BMW 118i und VW Golf 1.4 TSI im Vergleichstest

Fahrdynamik gegen Ausgewogenheit

VW Golf 1.4 TSI Highline, BMW 118i Sport Line, Heck

Gewinnt der BMW 1er das erste Mal gegen die Nummer eins der Kompaktklasse, den VW Golf? Im ersten Vergleichstest muss sich das Topmodell, der BMW 118i Sport Line, gegen den reichhaltig ausgestatteten Golf 1.4 TSI Highline beweisen.

Es mag Leser geben, die einfach einen sportlichen Kompakten mit Heckantrieb suchen. Okay – hier ist er: BMW 118i Sport Line. Bestellen, bezahlen, glücklich sein – denn der 170 PS starke BMW 1er ist ein top motorisierter Premiumwagen, der neben reichlich Dynamik nun auch genügend Platz und Fahrkomfort bietet. Angesichts eines Einstiegspreises von 28.650 Euro dürfte sich so manch einer aber auch mit Zögern dem BMW-Händler nähern und nach günstigeren Alternativen suchen.

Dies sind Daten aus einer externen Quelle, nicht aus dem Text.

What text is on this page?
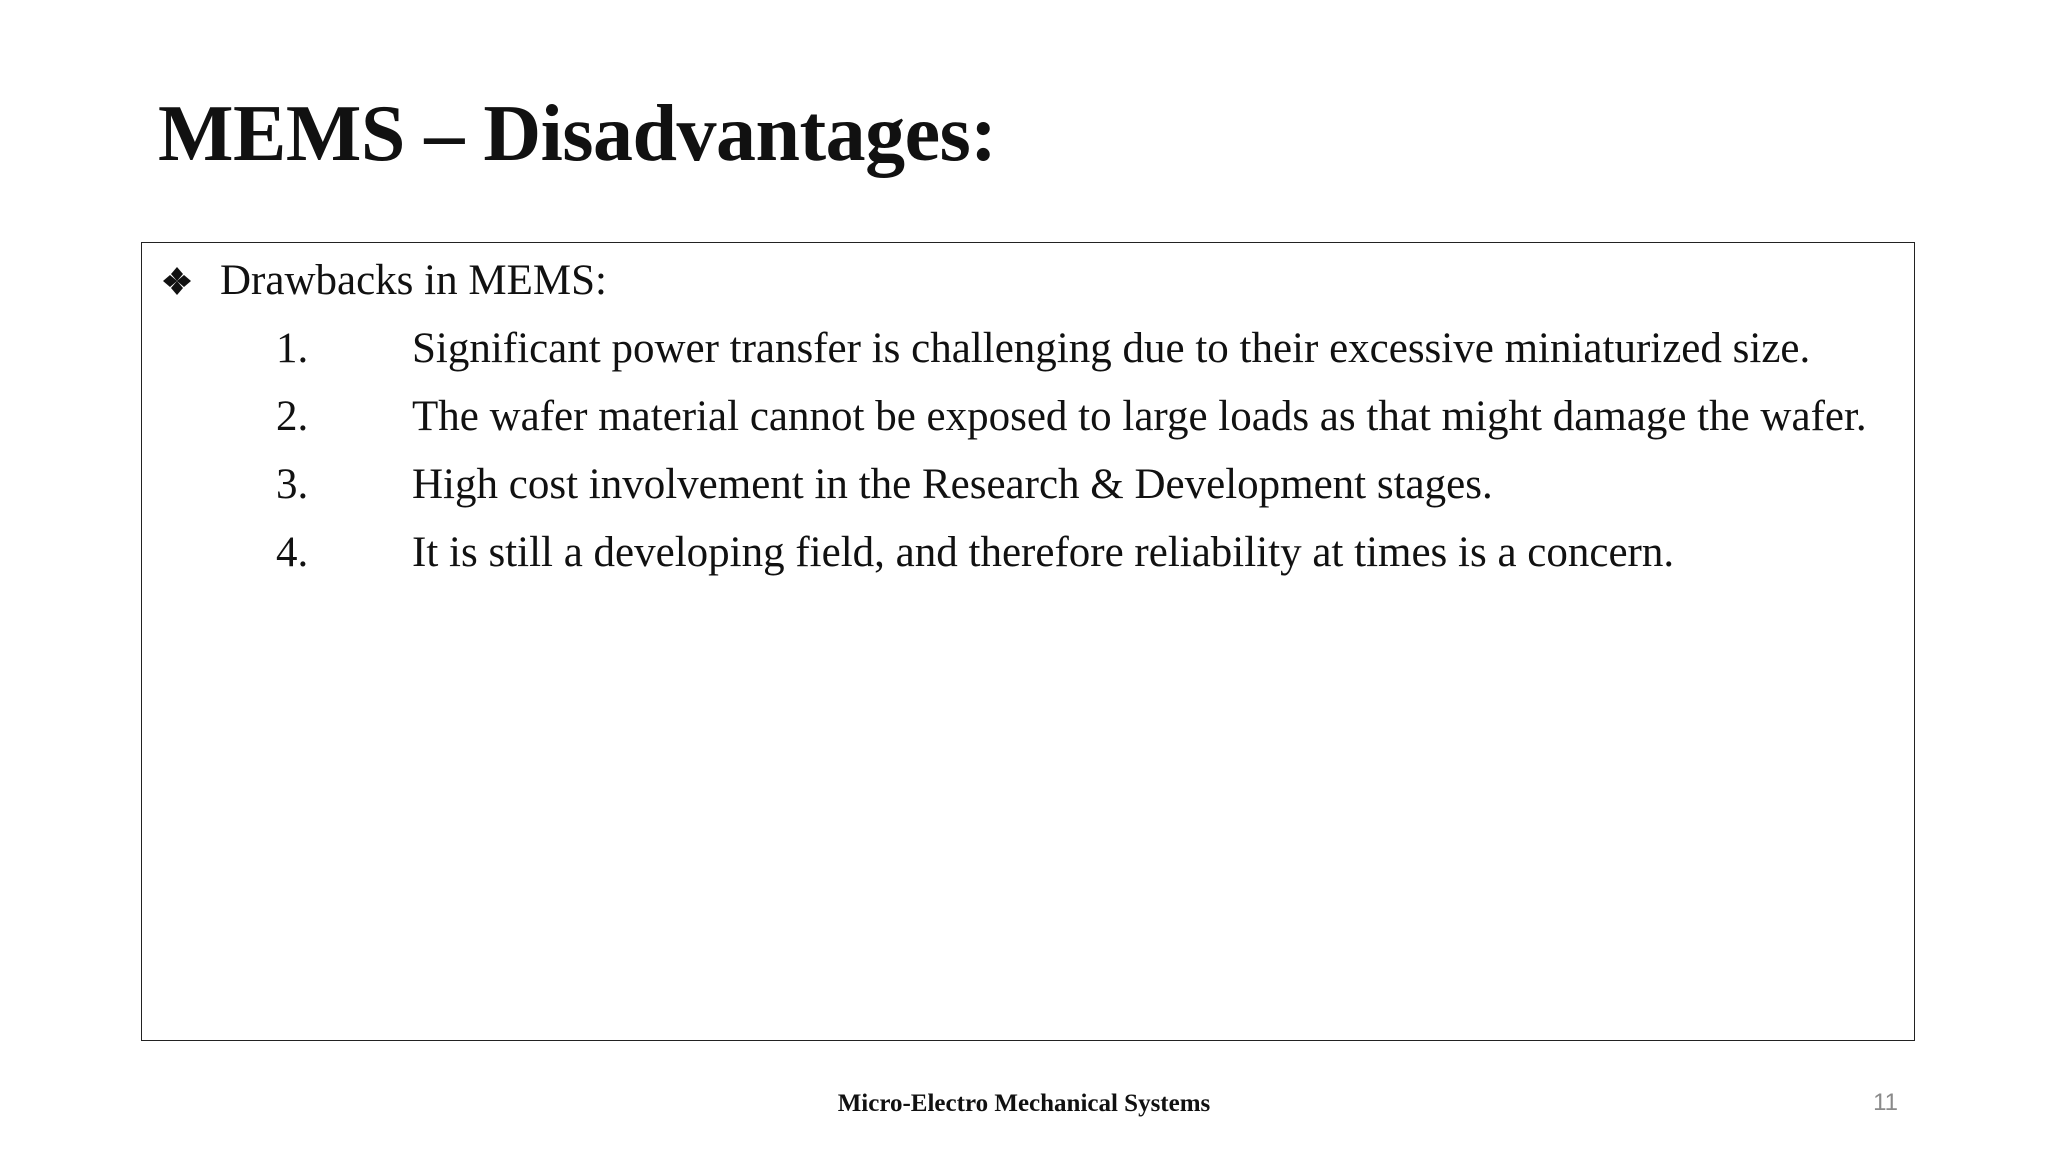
MEMS – Disadvantages:
Drawbacks in MEMS:
1.	Significant power transfer is challenging due to their excessive miniaturized size.
2.	The wafer material cannot be exposed to large loads as that might damage the wafer.
3.	High cost involvement in the Research & Development stages.
4.	It is still a developing field, and therefore reliability at times is a concern.
Micro-Electro Mechanical Systems	11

Ein Golf 1.4 TSI Highline mit 160 PS zum Beispiel? Macht viertürig 25.085 Euro. Der Fronttriebler bietet für sein Geld zwar längst nicht so viel Flair und Ausstattungsvielfalt wie der BMW 1er in der Generation 2.0, ist aber trotz seines Alters immer noch ein hart zu knackender Gegner. Dies zeigen schon die Karosserie-Kennwerte. Auf einer Länge von 4,2 Metern bietet der VW Golf nicht nur den deutlich höheren und breiteren Innenraum, mit maximal 1.305 schluckt er auch über 100 Liter mehr Gepäck.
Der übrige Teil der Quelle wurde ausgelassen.